The Barbados venture came to a sorry end in December 2006 when BBC did a bit of investigative reporting on this shady business. Even then the stem cells came from Ukraine where there are no regulations concerning embryonic stem cells. As a result of BBC's revelations the authorities in Barbados closed the operation down. Apparently Baltaytis subsequently gave an interview to the local media in which he announced that he was going to continue his work somewhere in Europe. That he settled on Hungary is not at all surprising given Pákh's stake in the business.

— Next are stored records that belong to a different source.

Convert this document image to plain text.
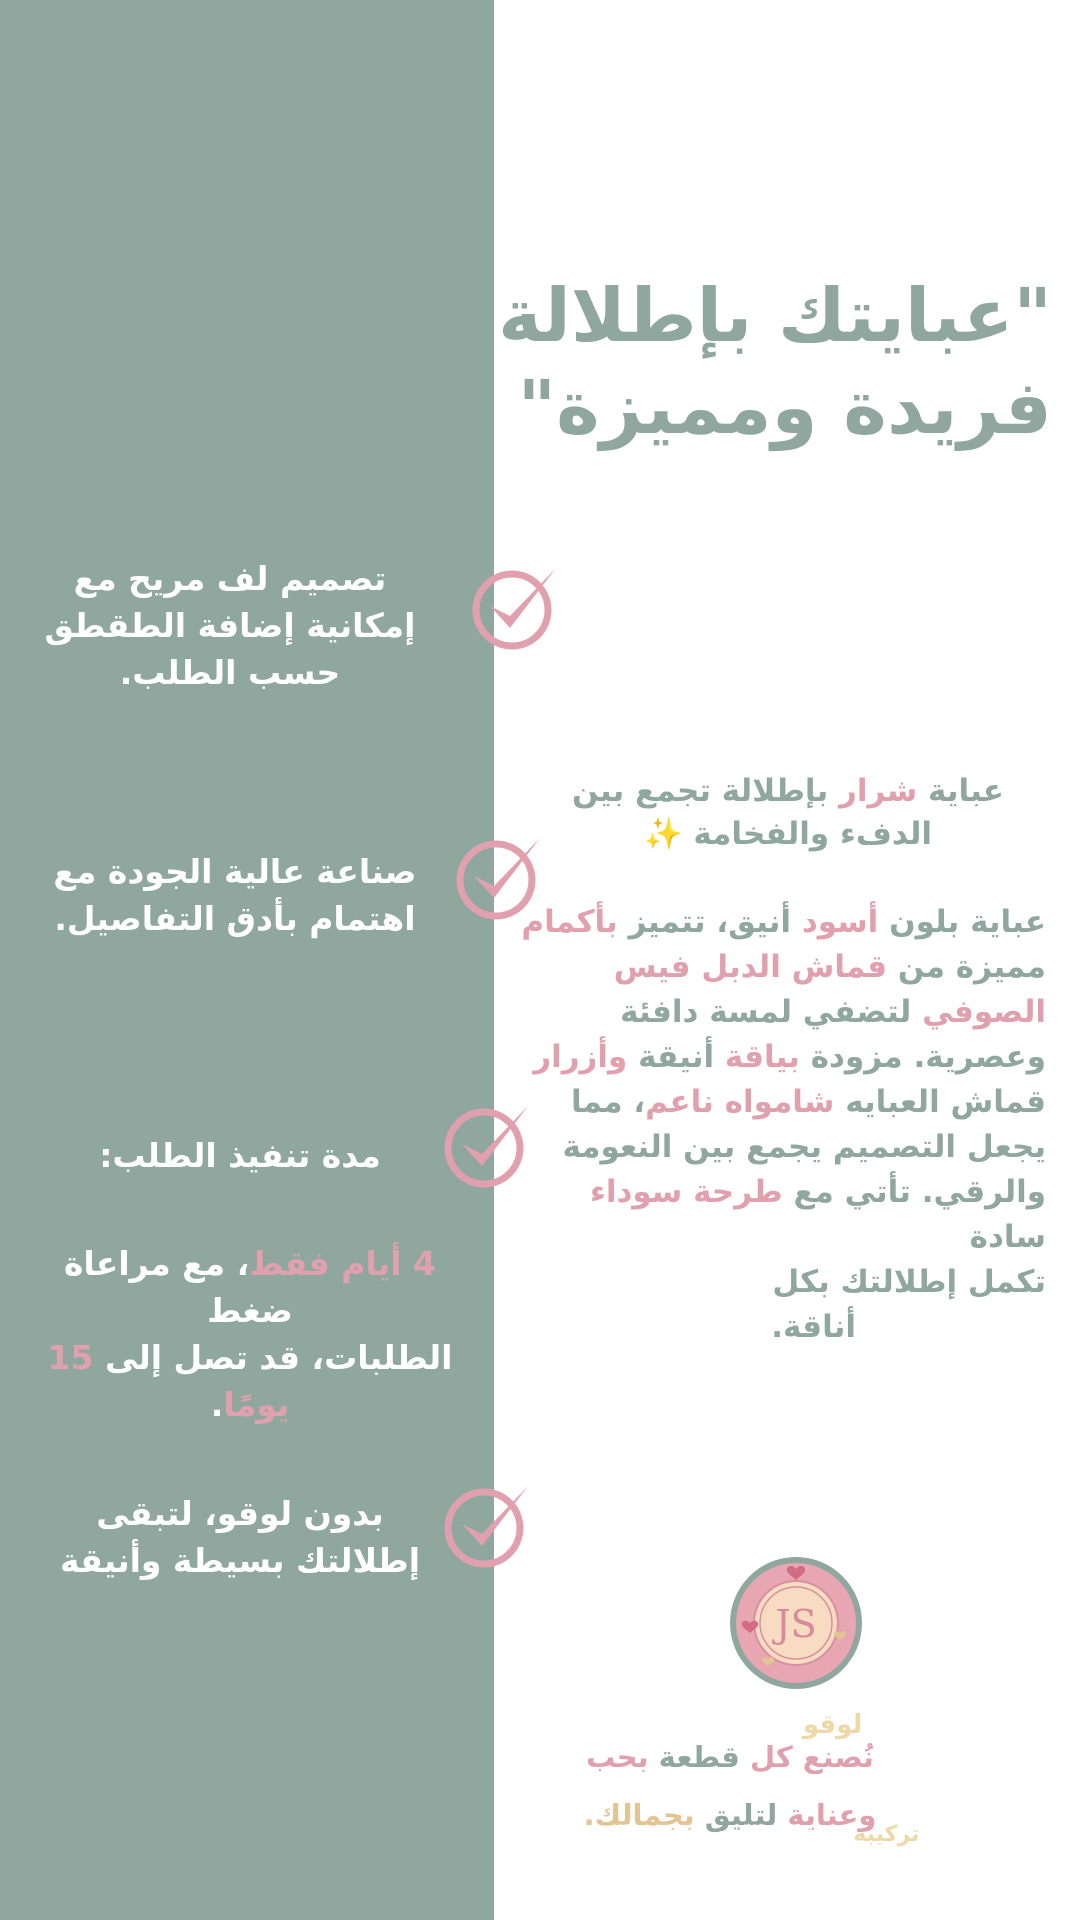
"عبايتك بإطلالة
فريدة ومميزة"
تصميم لف مريح مع
إمكانية إضافة الطقطق
حسب الطلب.
صناعة عالية الجودة مع
اهتمام بأدق التفاصيل.
مدة تنفيذ الطلب:
4 أيام فقط، مع مراعاة ضغط
الطلبات، قد تصل إلى 15 يومًا.
بدون لوقو، لتبقى
إطلالتك بسيطة وأنيقة
عباية شرار بإطلالة تجمع بين
الدفء والفخامة ✨
عباية بلون أسود أنيق، تتميز بأكمام
مميزة من قماش الدبل فيس
الصوفي لتضفي لمسة دافئة
وعصرية. مزودة بياقة أنيقة وأزرار
قماش العبايه شامواه ناعم، مما
يجعل التصميم يجمع بين النعومة
والرقي. تأتي مع طرحة سوداء سادة
تكمل إطلالتك بكل
أناقة.
JS
نُصنع كل قطعة بحب
وعناية لتليق بجمالك.
يتم وضع لوقو مع كل عبايه
“ يمكنك تركيبه بلمكان اللذي تُريدين”
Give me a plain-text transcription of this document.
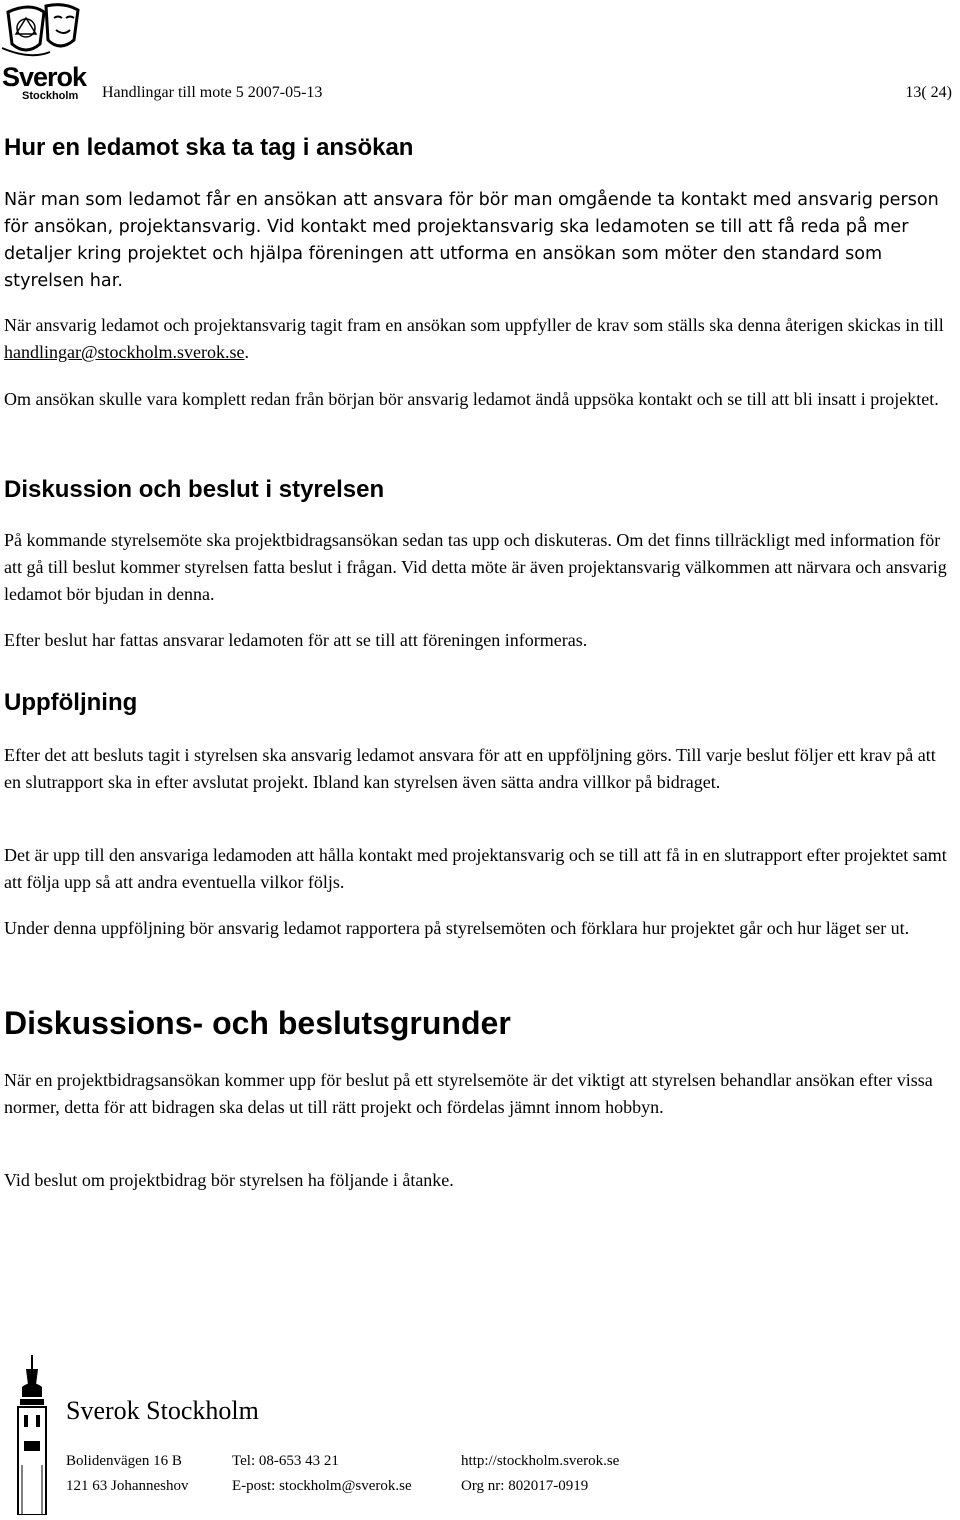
Sverok
Stockholm Handlingar till mote 5 2007-05-13	13( 24)
Hur en ledamot ska ta tag i ansökan

När man som ledamot får en ansökan att ansvara för bör man omgående ta kontakt med ansvarig person för ansökan, projektansvarig. Vid kontakt med projektansvarig ska ledamoten se till att få reda på mer detaljer kring projektet och hjälpa föreningen att utforma en ansökan som möter den standard som styrelsen har.

När ansvarig ledamot och projektansvarig tagit fram en ansökan som uppfyller de krav som ställs ska denna återigen skickas in till handlingar@stockholm.sverok.se.

Om ansökan skulle vara komplett redan från början bör ansvarig ledamot ändå uppsöka kontakt och se till att bli insatt i projektet.

Diskussion och beslut i styrelsen

På kommande styrelsemöte ska projektbidragsansökan sedan tas upp och diskuteras. Om det finns tillräckligt med information för att gå till beslut kommer styrelsen fatta beslut i frågan. Vid detta möte är även projektansvarig välkommen att närvara och ansvarig ledamot bör bjudan in denna.

Efter beslut har fattas ansvarar ledamoten för att se till att föreningen informeras.

Uppföljning

Efter det att besluts tagit i styrelsen ska ansvarig ledamot ansvara för att en uppföljning görs. Till varje beslut följer ett krav på att en slutrapport ska in efter avslutat projekt. Ibland kan styrelsen även sätta andra villkor på bidraget.

Det är upp till den ansvariga ledamoden att hålla kontakt med projektansvarig och se till att få in en slutrapport efter projektet samt att följa upp så att andra eventuella vilkor följs.

Under denna uppföljning bör ansvarig ledamot rapportera på styrelsemöten och förklara hur projektet går och hur läget ser ut.

Diskussions- och beslutsgrunder

När en projektbidragsansökan kommer upp för beslut på ett styrelsemöte är det viktigt att styrelsen behandlar ansökan efter vissa normer, detta för att bidragen ska delas ut till rätt projekt och fördelas jämnt innom hobbyn.

Vid beslut om projektbidrag bör styrelsen ha följande i åtanke.

Sverok Stockholm
Bolidenvägen 16 B
121 63 Johanneshov
Tel: 08-653 43 21
E-post: stockholm@sverok.se
http://stockholm.sverok.se
Org nr: 802017-0919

They were in a hurry. By June 2007 Baltaytis and Pákh established a new venture in Hungary: IRM Magyarország Nemzetközi Biotechnológiai és Őssejt Központ Zrt. The owner (50%) was IRM Biopharma Holdings Limited, incorporated in the Virgin Islands. The new firm's headquarters were in Budapest, in District XIII, and it had an affiliated site in Kaposvár, allegedly in the buildings of the Seffer hospital. The CEO of the company was Sándor Szabó and on the board we find Imre Pákh, István Seffer, the plastic surgeon from Kaposvár, and Ádám Fásy, a "media star" who apparently became rich as a result of starting beauty pageants in Hungary. Otherwise, Fásy has a rather primitive program on ATV called "Fásy mulató.""Fásy Revelry." I found a picture of Baltaytis (left) and Fásy (middle) taken on the occasion of opening the facilities in Kaposvár–whether in the hospital or elsewhere in the city we don't know.
How many people fell for this scam? The police definitely know about eight, but others guess that the number might be closer to 100. Blikk, a tabloid usually quite well informed, thinks that in the last two years the people involved might have taken in close to one billion forints. It seems that the "gang of four" had working arrangements with three hospitals. Whether the directors of these hospitals knew what was going on in their rented facilities is hard to tell. All of them now say they didn't have a clue.
In keeping with the high cost/low profile image of the venture, there have been media reports that the "treatment" was also administered in private apartments and hotel rooms, either by injection or infusion.
The police seized as evidence vials ready to be used at the raided Budapest hospitals. In the media there were all sorts of contradictory reports about the vials' contents. First, we were told that they contained only a saline solution, and some of the doctors interviewed were relieved. Later reports talked about some protein content, and even later reports said that there were indeed stem cells in the vials as well.
This little Hungarian business venture might be costly to its so-called entrepreneurs. According to the Hungarian criminal code trafficking in human organs carries a maximum of eight years.